O pedido de habeas corpus apresentado pela defesa de Renê Júnior, acusado de matar o gari Laudemir de Souza Fernandes, foi negado pelo Tribunal de Justiça de Minas Gerais (TJMG) nesta quinta-feira (9). Esta foi a primeira solicitação de liberdade feita pelos advogados do empresário, que também foi rejeitada pela Justiça.
Renê responde por homicídio triplamente qualificado, além de porte ilegal de arma de fogo e fraude processual.
No pedido, a defesa solicitou a anulação da prisão preventiva, expedição imediata de alvará de soltura e a substituição da prisão por medidas cautelares. Os advogados argumentaram que a decisão que mantém a prisão teria “fundamentação genérica” e destacaram condições favoráveis, como o fato de o acusado ser réu primário, possuir residência fixa e bons antecedentes.
O relator do caso, desembargador Maurício Pinto Ferreira, entendeu que a gravidade do crime, sua repercussão e a ausência de condições pessoais suficientes justificam a manutenção da prisão preventiva. Os desembargadores Henrique Abi-Ackel Torres e Âmalin Aziz Sant’Ana acompanharam integralmente o voto do relator.
Relembre o caso
Laudermir de Souza Fernandes foi morto a tiros na manhã do dia 11 de agosto de 2025, na rua Modestina de Souza, no bairro Vista Alegre, região Oeste de Belo Horizonte. Segundo testemunhas, Renê Junior se irritou porque um caminhão de lixo estava parado na rua durante a coleta de resíduos e exigiu que o espaço fosse liberado para que ele pudesse passar com seu veículo.
Após o impasse, Renê Junior teria ameaçado a motorista do caminhão com uma arma e, em seguida, disparado contra os garis que tentaram intervir, atingindo Laudermir, que não estava envolvido na confusão.
Renê Junior é casado com a delegada Ana Paula Balbino, da Polícia Civil de Minas Gerais. A instituição confirmou que a arma usada no homicídio está registrada em nome da delegada, sendo de uso pessoal da policial.
Renê alegou que pegou a pistola sem o consentimento da companheira e afirmou que ela não soube do crime.
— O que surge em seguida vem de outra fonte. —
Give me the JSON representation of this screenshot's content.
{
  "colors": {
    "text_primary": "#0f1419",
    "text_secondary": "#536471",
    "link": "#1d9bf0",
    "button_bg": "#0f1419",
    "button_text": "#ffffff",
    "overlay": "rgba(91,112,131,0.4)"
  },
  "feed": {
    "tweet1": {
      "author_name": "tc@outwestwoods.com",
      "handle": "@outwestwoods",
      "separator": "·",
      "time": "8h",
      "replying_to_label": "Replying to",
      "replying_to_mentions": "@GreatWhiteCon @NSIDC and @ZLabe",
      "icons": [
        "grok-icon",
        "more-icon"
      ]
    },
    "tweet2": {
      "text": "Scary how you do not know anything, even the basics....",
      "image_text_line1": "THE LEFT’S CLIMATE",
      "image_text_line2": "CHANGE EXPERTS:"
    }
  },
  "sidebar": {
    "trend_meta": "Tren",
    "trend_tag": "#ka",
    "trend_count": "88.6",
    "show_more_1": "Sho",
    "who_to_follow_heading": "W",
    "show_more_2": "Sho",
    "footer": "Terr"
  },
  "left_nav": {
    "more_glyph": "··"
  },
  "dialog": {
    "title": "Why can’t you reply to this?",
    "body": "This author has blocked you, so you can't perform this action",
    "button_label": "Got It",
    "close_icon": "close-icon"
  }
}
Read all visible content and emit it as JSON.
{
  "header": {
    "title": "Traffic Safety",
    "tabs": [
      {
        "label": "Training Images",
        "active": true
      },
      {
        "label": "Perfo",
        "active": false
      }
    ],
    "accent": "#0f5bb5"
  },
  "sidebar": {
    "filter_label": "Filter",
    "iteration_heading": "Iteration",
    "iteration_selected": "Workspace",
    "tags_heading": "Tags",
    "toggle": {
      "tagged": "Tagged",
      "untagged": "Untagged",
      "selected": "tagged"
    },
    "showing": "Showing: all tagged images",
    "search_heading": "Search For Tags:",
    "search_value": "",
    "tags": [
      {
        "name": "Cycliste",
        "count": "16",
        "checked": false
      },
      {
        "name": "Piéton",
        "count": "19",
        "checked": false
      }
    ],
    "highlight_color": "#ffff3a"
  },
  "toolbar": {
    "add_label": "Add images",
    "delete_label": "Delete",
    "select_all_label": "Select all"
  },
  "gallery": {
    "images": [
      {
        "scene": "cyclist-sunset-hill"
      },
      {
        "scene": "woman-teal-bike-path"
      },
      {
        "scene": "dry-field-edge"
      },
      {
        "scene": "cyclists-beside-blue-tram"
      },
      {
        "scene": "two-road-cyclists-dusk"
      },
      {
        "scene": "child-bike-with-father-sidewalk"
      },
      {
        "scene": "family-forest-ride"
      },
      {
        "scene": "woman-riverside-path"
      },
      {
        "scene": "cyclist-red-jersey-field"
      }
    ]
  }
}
No entanto, a investigação apontou que era comum Ana deixar a arma com o companheiro.
Renê foi indiciado por homicídio qualificado, ameaça e porte ilegal de arma. A delegada também foi indiciada por deixar a pistola com ele e é alvo de uma investigação da Corregedoria-Geral da Polícia Civil.
Ana Paula Balbino está afastada do cargo da Polícia Civil por 60 dias desde o último dia 13 de agosto, dois dias após o crime. Segundo o documento publicado no Diário Oficial do Estado, o afastamento da servidora foi concedido para “tratamento de saúde”. A Polícia Civil, no entanto, não especificou o motivo.